I’ve met a few people in the above situations, all of whom seem to have a kind of suppressed rage at being invalidated by Lean. Part of our portfolio also falls into some of these categories, but I’m not worried. The world would be a poorer place if no one sold to big companies, sold to small companies, invented anything or provided services.

#4 People Can Smell Smoke Tests

The popular strategy of launching a mock website has a few goals:

  1. It forces you to articulate your value proposition to your audience.
  2. It allows you to point Google Adwords at something while you experiment with market segmentation.
  3. It’s touted to give you early feedback about future popularity by tricking people into registering their interest.

I’m a bit dubious about whether you need a mock website to do (1) and (2), and in terms of (3) I think that people are learning to spot these websites a mile away. As a result, it’s hard to read anything into the statistics from anything but the most successful examples.

#5 Smoke Testing Obscures Customer Needs

Lean zealotry may prevent people from proceeding into any market without having conducted a successful smoke test to establish potential interest. The problem is the assumption that the startup already understands the final value proposition that they want to test. No company in my personal experience has ever got the value proposition right with the first product. In all instances, the first product helped establish relationships with early customers, who then led us towards their bigger needs, and more relevant second products.

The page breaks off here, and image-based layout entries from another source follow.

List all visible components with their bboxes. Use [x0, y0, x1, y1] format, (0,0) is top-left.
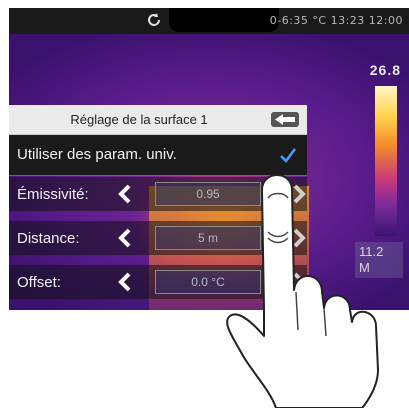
panel-title: Réglage de la surface 1	[70, 112, 208, 127]
status-bar-notch	[169, 8, 279, 32]
param-label: Offset:	[17, 274, 61, 291]
scale-max-label: 26.8	[369, 62, 401, 78]
chevron-left-icon[interactable]	[117, 228, 131, 248]
status-bar: 0-6:35 °C 13:23 12:00	[9, 8, 409, 34]
back-button[interactable]	[271, 112, 299, 127]
pointing-hand-icon	[226, 174, 379, 408]
chevron-left-icon[interactable]	[117, 272, 131, 292]
universal-params-label: Utiliser des param. univ.	[17, 146, 177, 163]
back-arrow-icon	[275, 114, 295, 125]
sync-icon	[148, 13, 160, 26]
panel-header: Réglage de la surface 1	[9, 105, 307, 135]
param-label: Distance:	[17, 230, 80, 247]
chevron-left-icon[interactable]	[117, 184, 131, 204]
param-label: Émissivité:	[17, 186, 89, 203]
status-text: 0-6:35 °C 13:23 12:00	[269, 14, 403, 27]
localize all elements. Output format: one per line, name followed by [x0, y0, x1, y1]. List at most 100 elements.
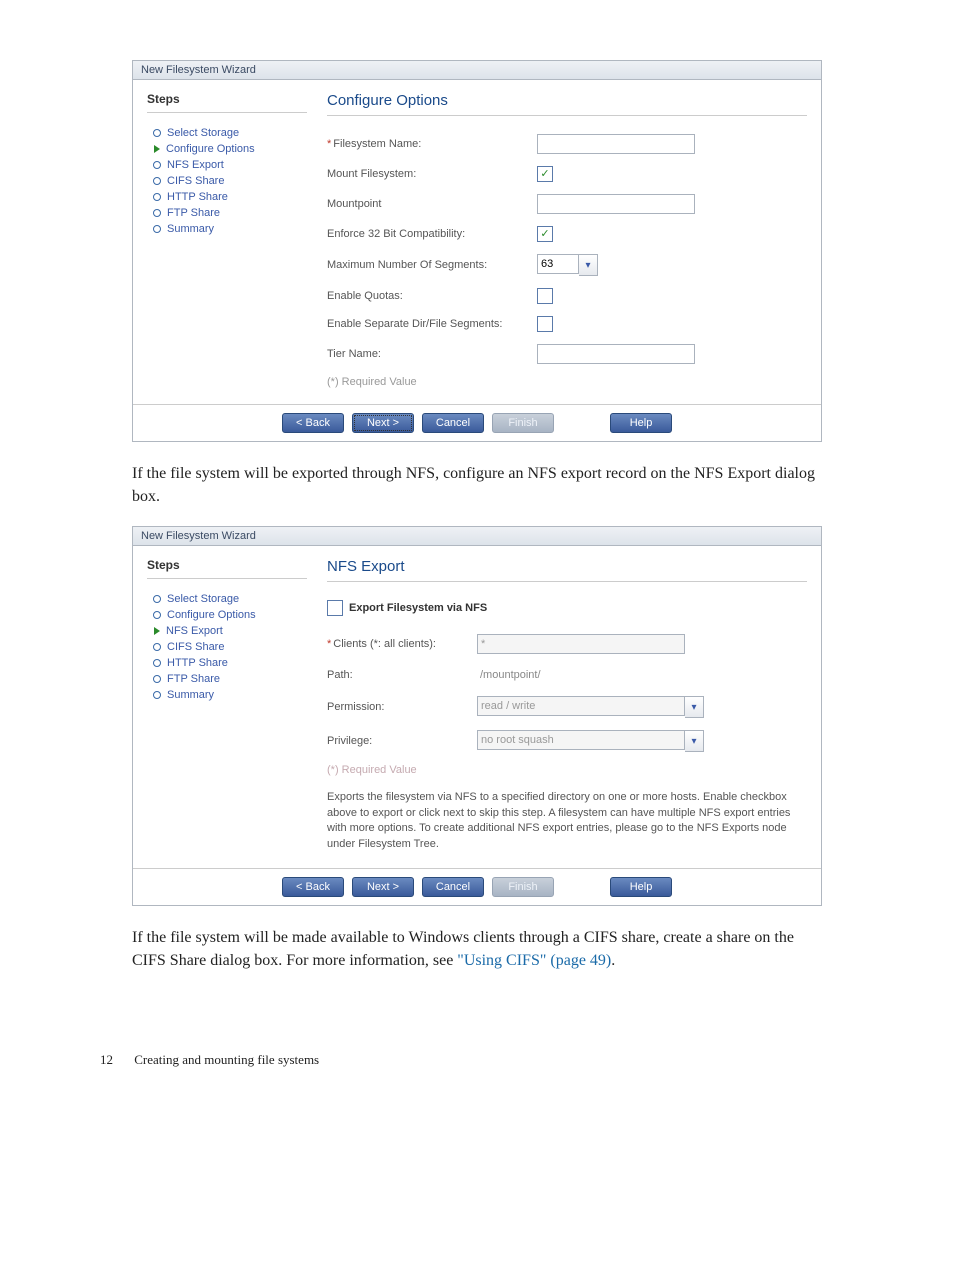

I believe that founders who insist on validating their markets with mock websites miss out on meaningful conversations with potential customer segments, and may end up walking away from projects that would have ended up somewhere very profitable. Therefore, our current strategy is to launch meaningful versions of every product we add to our portfolio. We emphasise the viable in MVP, because the point is to create customer relationships into different market segments. Over time, we will follow those relationships towards more significant customer needs, which we hope to very profitably solve.

Have it Your Way

The Lean Startup is a star for us to steer by, so we solve real problems for actual people in lucrative markets. It’s a method we can learn from, but shouldn’t blindly adopt. If you can use all of it, you’re lucky. If you can’t, and people think you’re old fashioned, just remember that at least you’re not part of the herd.


Archived Comments

March 20, 2012 at 5:08 pm, Dan Callahan says:

Great comments Sean. I experienced your third reality check myself as we were iterating every few weeks when sales cycles were in months.

Dan

October 8, 2012 at 12:44 pm, Tristan Kromer says:

Great points. I think the most serious is #4-5. Most people claiming to be lean who throw up a crappy landing page as a smoke test aren’t testing anything. They are just harvesting emails.

There are too many people out there optimizing the click through rate on these landing pages by making the value proposition as vague as possible and putting a pretty picture up. This tests nothing and has nothing to do with lean startup.

The challenge for the lean startup movement is to have an impact without being diluted to a series of meaningless buzzwords and misapplied tactics.